Although Reid and Speaker-to-be Nancy Pelosi are trying to coordinate the hearings on their respective sides of the Capitol, they could become a hodgepodge. "At the moment, we are focused specifically on the first two weeks, which will be the 'Six in '06' priorities," says a Pelosi aide, referring to legislation on domestic issues Pelosi hopes to pass immediately. It might have been wise for the Democrats to plan one prominent set of joint hearings, a series that would focus on all Iraq matters. But that's not how a Congress full of hard-to-control chiefs tends to operate.

Before, after or during this blitz of hearings, the Dems may introduce legislation pressuring Bush to start disengaging from Iraq. Senator Levin, who advocates a troop withdrawal starting within four to six months, estimates that there are at least fifty senators who would vote for such a measure, and he says several Republican senators have expressed interest.

Levin, Biden and Reid are all touting the possibility of a bipartisan resolution urging Bush to change course–a prospect enhanced by several Senate GOPers who recently broke with the White House: Chuck Hagel called on Bush to "begin planning for a phased troop withdrawal"; Gordon Smith decried Bush's Iraq policy as "absurd," noting that it "may even be criminal" and urging a withdrawal "quicker rather than later"; Sam Brownback demanded that Bush lean on the Iraqi government to achieve a "political equilibrium," even if that entails partitioning the country.

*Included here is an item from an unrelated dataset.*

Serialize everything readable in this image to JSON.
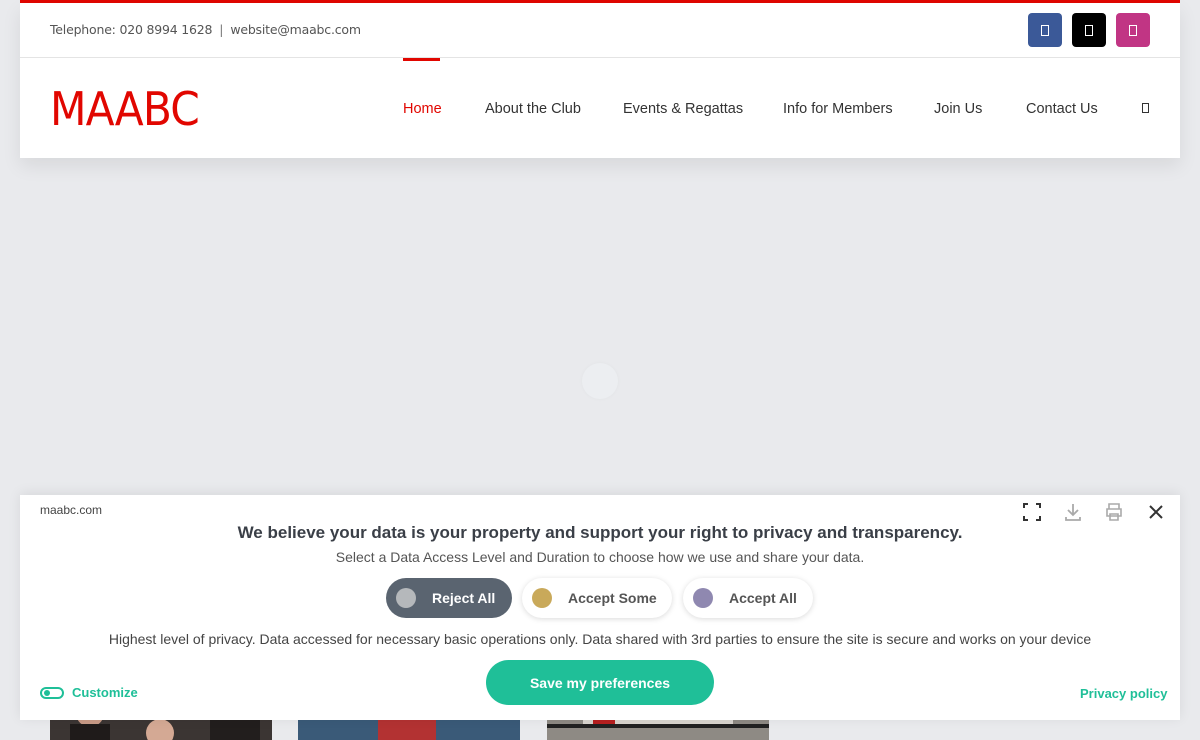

Legislators can pass resolutions demanding that Bush remake his Iraq policy, but the Decider in Chief is free to ignore them. Congress has power only over the war's financing. This spring the Bush White House is expected to ask for another $100 billion or so for the war. But Democratic Senate and House leaders have said they have no interest in compelling a withdrawal by choking off funds. Representative Jim McGovern, a liberal Democrat from Massachusetts, has been pushing legislation for the past year that would defund the war. The House leadership, he says, "does not have a lot of sympathy for this. Some Democrats do not want to be blamed for losing Iraq." McGovern, whose bill has drawn only nineteen supporters, notes that many Democrats still hope Bush will disengage so they don't have to do the heavy lifting of forcing a pullout. "But," he adds, "the Bush strategy is to push the war on to the next Administration. There will be action [by the Democratic-controlled Congress], but not enough to extricate ourselves."

Pelosi, Reid, Levin, Murtha and most Democrats advocate withdrawal in some form. The question is, How hard will they push? "We're going to continue to hold the President's feet to the fire," says Manley, Reid's spokesman. But, he adds, "at the end there's only so much we can do." Which means the waiting–and the war–will likely continue.